Paris (awp/afp) - Les taux d'intérêt des emprunts d'Etat ne cessent de flamber, atteignant des plus hauts depuis 10 ou 15 ans sous l'effet des politiques monétaires. La rapidité du mouvement a déjà forcé certaines banques centrales à agir, à l'image de la Banque d'Angleterre mercredi.

Depuis quand n'avait-on pas vu ça?

Aux Etats-Unis, en Europe ou en Asie, le coût de la dette des Etats retrouve des niveaux inédits depuis au moins une décennie sur le marché obligataire, où les investisseurs s'échangent les titres de dette. Le mouvement, débuté en fin d'année 2021, s'est encore accéléré depuis la mi-septembre, atteignant une vitesse plus vue "depuis 30 ans", selon Amaury d'Orsay, responsable obligataire chez Amundi, premier gestionnaire d'actifs en Europe.

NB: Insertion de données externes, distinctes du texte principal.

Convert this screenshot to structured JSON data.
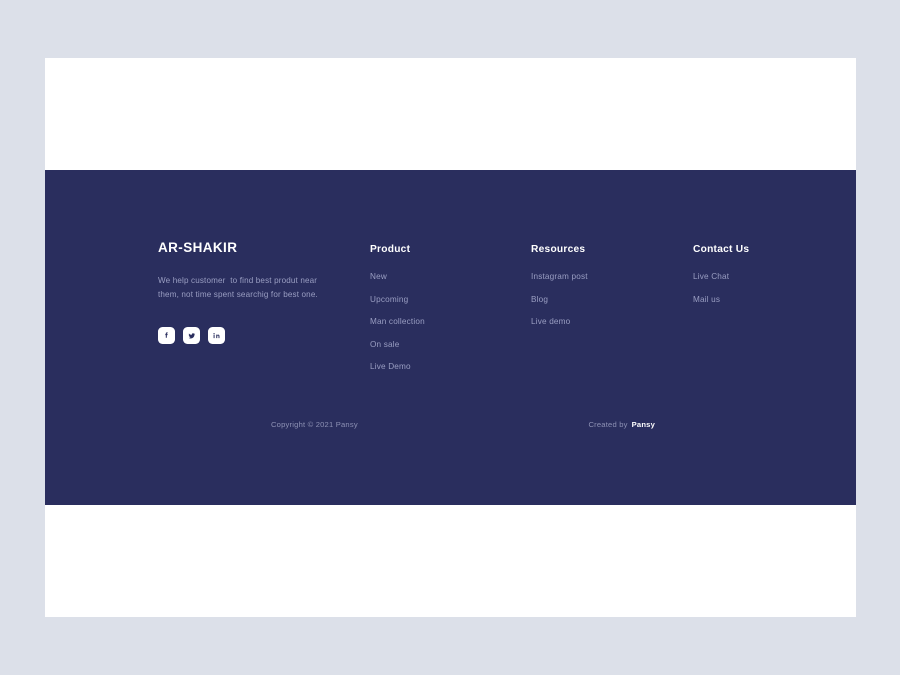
{
  "colors": {
    "page_background": "#dce0e9",
    "card_background": "#ffffff",
    "footer_background": "#2a2e5e",
    "heading_text": "#ffffff",
    "muted_text": "#9a9ec2",
    "bottom_text": "#8d91b4",
    "social_button_background": "#ffffff"
  },
  "footer": {
    "brand": {
      "title": "AR-SHAKIR",
      "description": "We help customer  to find best produt near them, not time spent searchig for best one.",
      "socials": [
        {
          "name": "facebook",
          "icon": "facebook-icon"
        },
        {
          "name": "twitter",
          "icon": "twitter-icon"
        },
        {
          "name": "linkedin",
          "icon": "linkedin-icon"
        }
      ]
    },
    "columns": [
      {
        "heading": "Product",
        "links": [
          "New",
          "Upcoming",
          "Man collection",
          "On sale",
          "Live Demo"
        ]
      },
      {
        "heading": "Resources",
        "links": [
          "Instagram post",
          "Blog",
          "Live demo"
        ]
      },
      {
        "heading": "Contact Us",
        "links": [
          "Live Chat",
          "Mail us"
        ]
      }
    ],
    "bottom": {
      "copyright": "Copyright © 2021 Pansy",
      "credit_prefix": "Created by",
      "credit_brand": "Pansy"
    }
  }
}
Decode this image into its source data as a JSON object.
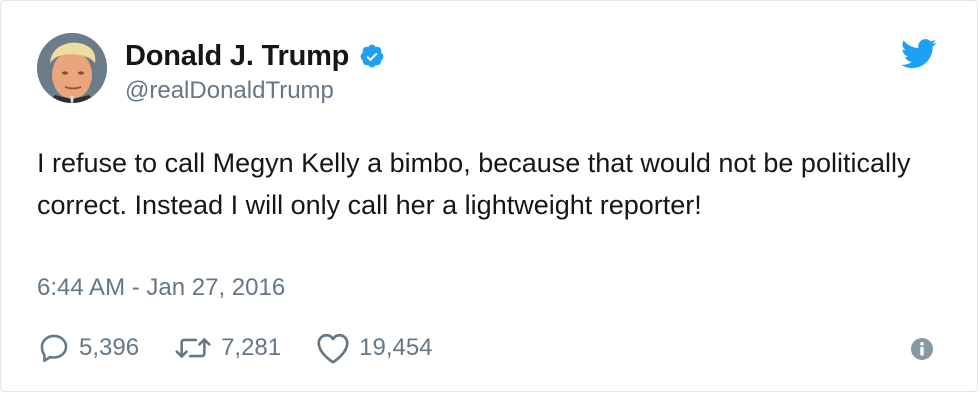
{
  "author": {
    "display_name": "Donald J. Trump",
    "handle": "@realDonaldTrump",
    "verified": true,
    "avatar_icon": "profile-photo"
  },
  "tweet": {
    "text": "I refuse to call Megyn Kelly a bimbo, because that would not be politically correct. Instead I will only call her a lightweight reporter!",
    "timestamp": "6:44 AM - Jan 27, 2016"
  },
  "actions": {
    "replies": "5,396",
    "retweets": "7,281",
    "likes": "19,454"
  },
  "icons": {
    "brand": "twitter-bird-icon",
    "verified": "verified-badge-icon",
    "reply": "reply-icon",
    "retweet": "retweet-icon",
    "like": "heart-icon",
    "info": "info-icon"
  },
  "colors": {
    "brand_blue": "#1da1f2",
    "text_primary": "#14171a",
    "text_secondary": "#657786",
    "border": "#e1e8ed"
  }
}
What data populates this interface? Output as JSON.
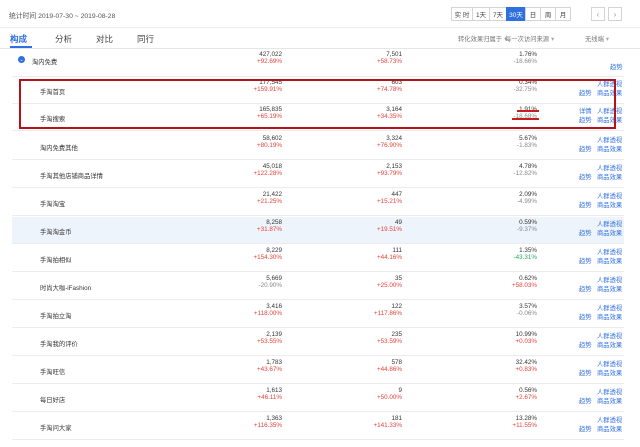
{
  "header": {
    "date_label": "统计时间 2019-07-30 ~ 2019-08-28",
    "periods": [
      "实 时",
      "1天",
      "7天",
      "30天",
      "日",
      "周",
      "月"
    ],
    "active_period": "30天",
    "prev_icon": "chevron-left-icon",
    "next_icon": "chevron-right-icon",
    "accent_color": "#2f6fe0"
  },
  "tabs": {
    "items": [
      "构成",
      "分析",
      "对比",
      "同行"
    ],
    "active": "构成",
    "filter_1": "转化效果归属于",
    "filter_2": "每一次访问来源",
    "filter_3": "无线端"
  },
  "rows": [
    {
      "name": "淘内免费",
      "v1": "427,022",
      "c1": "+92.69%",
      "v2": "7,501",
      "c2": "+58.73%",
      "v3": "1.76%",
      "c3": "-18.66%",
      "a1": "趋势",
      "a2": "",
      "a3": ""
    },
    {
      "name": "手淘首页",
      "v1": "177,545",
      "c1": "+159.91%",
      "v2": "603",
      "c2": "+74.78%",
      "v3": "0.34%",
      "c3": "-32.75%",
      "a1": "趋势",
      "a2": "人群透视",
      "a3": "商品效果"
    },
    {
      "name": "手淘搜索",
      "v1": "165,835",
      "c1": "+65.19%",
      "v2": "3,164",
      "c2": "+34.35%",
      "v3": "1.91%",
      "c3": "-18.68%",
      "a1": "详情",
      "a2": "人群透视",
      "a3": "商品效果",
      "a4": "趋势"
    },
    {
      "name": "淘内免费其他",
      "v1": "58,602",
      "c1": "+80.19%",
      "v2": "3,324",
      "c2": "+76.90%",
      "v3": "5.67%",
      "c3": "-1.83%",
      "a1": "趋势",
      "a2": "人群透视",
      "a3": "商品效果"
    },
    {
      "name": "手淘其他店铺商品详情",
      "v1": "45,018",
      "c1": "+122.28%",
      "v2": "2,153",
      "c2": "+93.79%",
      "v3": "4.78%",
      "c3": "-12.82%",
      "a1": "趋势",
      "a2": "人群透视",
      "a3": "商品效果"
    },
    {
      "name": "手淘淘宝",
      "v1": "21,422",
      "c1": "+21.25%",
      "v2": "447",
      "c2": "+15.21%",
      "v3": "2.09%",
      "c3": "-4.99%",
      "a1": "趋势",
      "a2": "人群透视",
      "a3": "商品效果"
    },
    {
      "name": "手淘淘金币",
      "v1": "8,258",
      "c1": "+31.87%",
      "v2": "49",
      "c2": "+19.51%",
      "v3": "0.59%",
      "c3": "-9.37%",
      "a1": "趋势",
      "a2": "人群透视",
      "a3": "商品效果"
    },
    {
      "name": "手淘拍相似",
      "v1": "8,229",
      "c1": "+154.30%",
      "v2": "111",
      "c2": "+44.16%",
      "v3": "1.35%",
      "c3": "-43.31%",
      "a1": "趋势",
      "a2": "人群透视",
      "a3": "商品效果"
    },
    {
      "name": "时尚大咖-iFashion",
      "v1": "5,669",
      "c1": "-20.90%",
      "v2": "35",
      "c2": "+25.00%",
      "v3": "0.62%",
      "c3": "+58.03%",
      "a1": "趋势",
      "a2": "人群透视",
      "a3": "商品效果"
    },
    {
      "name": "手淘拍立淘",
      "v1": "3,416",
      "c1": "+118.00%",
      "v2": "122",
      "c2": "+117.86%",
      "v3": "3.57%",
      "c3": "-0.06%",
      "a1": "趋势",
      "a2": "人群透视",
      "a3": "商品效果"
    },
    {
      "name": "手淘我的评价",
      "v1": "2,139",
      "c1": "+53.55%",
      "v2": "235",
      "c2": "+53.59%",
      "v3": "10.99%",
      "c3": "+0.03%",
      "a1": "趋势",
      "a2": "人群透视",
      "a3": "商品效果"
    },
    {
      "name": "手淘旺信",
      "v1": "1,783",
      "c1": "+43.67%",
      "v2": "578",
      "c2": "+44.86%",
      "v3": "32.42%",
      "c3": "+0.83%",
      "a1": "趋势",
      "a2": "人群透视",
      "a3": "商品效果"
    },
    {
      "name": "每日好店",
      "v1": "1,613",
      "c1": "+46.11%",
      "v2": "9",
      "c2": "+50.00%",
      "v3": "0.56%",
      "c3": "+2.67%",
      "a1": "趋势",
      "a2": "人群透视",
      "a3": "商品效果"
    },
    {
      "name": "手淘问大家",
      "v1": "1,363",
      "c1": "+116.35%",
      "v2": "181",
      "c2": "+141.33%",
      "v3": "13.28%",
      "c3": "+11.55%",
      "a1": "趋势",
      "a2": "人群透视",
      "a3": "商品效果"
    }
  ],
  "colors": {
    "up": "#e8413a",
    "down": "#888888",
    "green": "#26a85b",
    "highlight_box": "#b3121f"
  }
}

Mercredi, le taux des emprunts américains à 10 ans, l'échéance de long terme qui fait référence sur les marchés obligataires, a ainsi dépassé les 4% et touché un plus haut depuis octobre 2008. Il n'était que de 1,5% en début d'année.

L'emprunt à 10 ans britannique a de son côté battu mercredi un record depuis octobre 2008, au-dessus des 4,5%, alors qu'il avait commencé l'année sous 1%. Les investisseurs s'inquiètent en effet des conséquences pour les finances publiques des mesures de soutien à l'économie et des baisses d'impôts très coûteuses présentées vendredi par le gouvernement britannique.

Les emprunts allemands, français et italiens de même échéance sont eux à des plus hauts depuis une décennie. L'écart entre les taux allemands et italiens, un indicateur de la nervosité des marchés, est monté mardi à son plus haut niveau depuis avril 2020, deux jours après la victoire de la candidate post-fasciste Giorgia Meloni aux élections législatives italiennes.

Mexique, Canada ou encore Brésil ont aussi battu des records pluriannuels cette année.

Pourquoi une telle hausse?

Les institutions chargées de la politique monétaire ont provoqué un "ouragan", décrit Sebastian Paris Horvitz, responsable de la recherche de La Banque Postale AM. Face à l'accélération de l'inflation, elles ont mis un terme à leurs mesures de soutien de l'économie et se sont mises à relever leurs taux directeurs, qui étaient jusque-là extrêmement bas, voire négatifs.

Le principal taux directeur de la banque centrale américaine (Fed), encore proche de 0% en mars, est ainsi passé à plus de 3% en septembre. La Banque centrale européenne (BCE) suit le même chemin, avec du retard, son principal taux passant de -0,5% en juillet à +0,75% en septembre. Et elles ne comptent pas s'arrêter là, comme l'ont encore affirmé des hauts responsables des deux côtés de l'Atlantique en début de semaine.

Or l'évolution des intérêts des emprunts d'Etats est très liée aux prévisions des analystes sur les prochaines actions des banques centrales, explique à l'AFP Nordim Naam, spécialiste du marché obligataire pour Natixis.

Il souligne également que l'activité économique, au moins aux Etats-Unis, reste encore soutenue, avec un taux de chômage faible. "Tant qu'il n'y a pas de signes de récession probants, il n'y a pas de raison d'une baisse" du coût des emprunts des Etats, estime-t-il. Ce coût a tendance à augmenter en période de croissance et à baisser quand le ralentissement économique se confirme.

Quelles réactions des banques centrales?

Les banques centrales se sont accommodées de la hausse des taux d'emprunt des Etats, qu'elles ont en grande partie provoquée, mais les brusques mouvements ont forcé certaines à réagir pour éviter une panique financière. La Banque d'Angleterre va, par exemple, "effectuer des achats d'obligations gouvernementales à échéance éloignée" afin de "rétablir des conditions de marché normales", a-t-elle annoncé mercredi.

La BCE avait, de son côté, présenté au cours de l'été un mécanisme spécial pour limiter un écartement trop grand des taux d'emprunt au sein des pays de la zone euro en cas d'attaques spéculatives sur la dette des Etats les plus fragiles. Elle n'a pour l'instant pas annoncé l'avoir activé.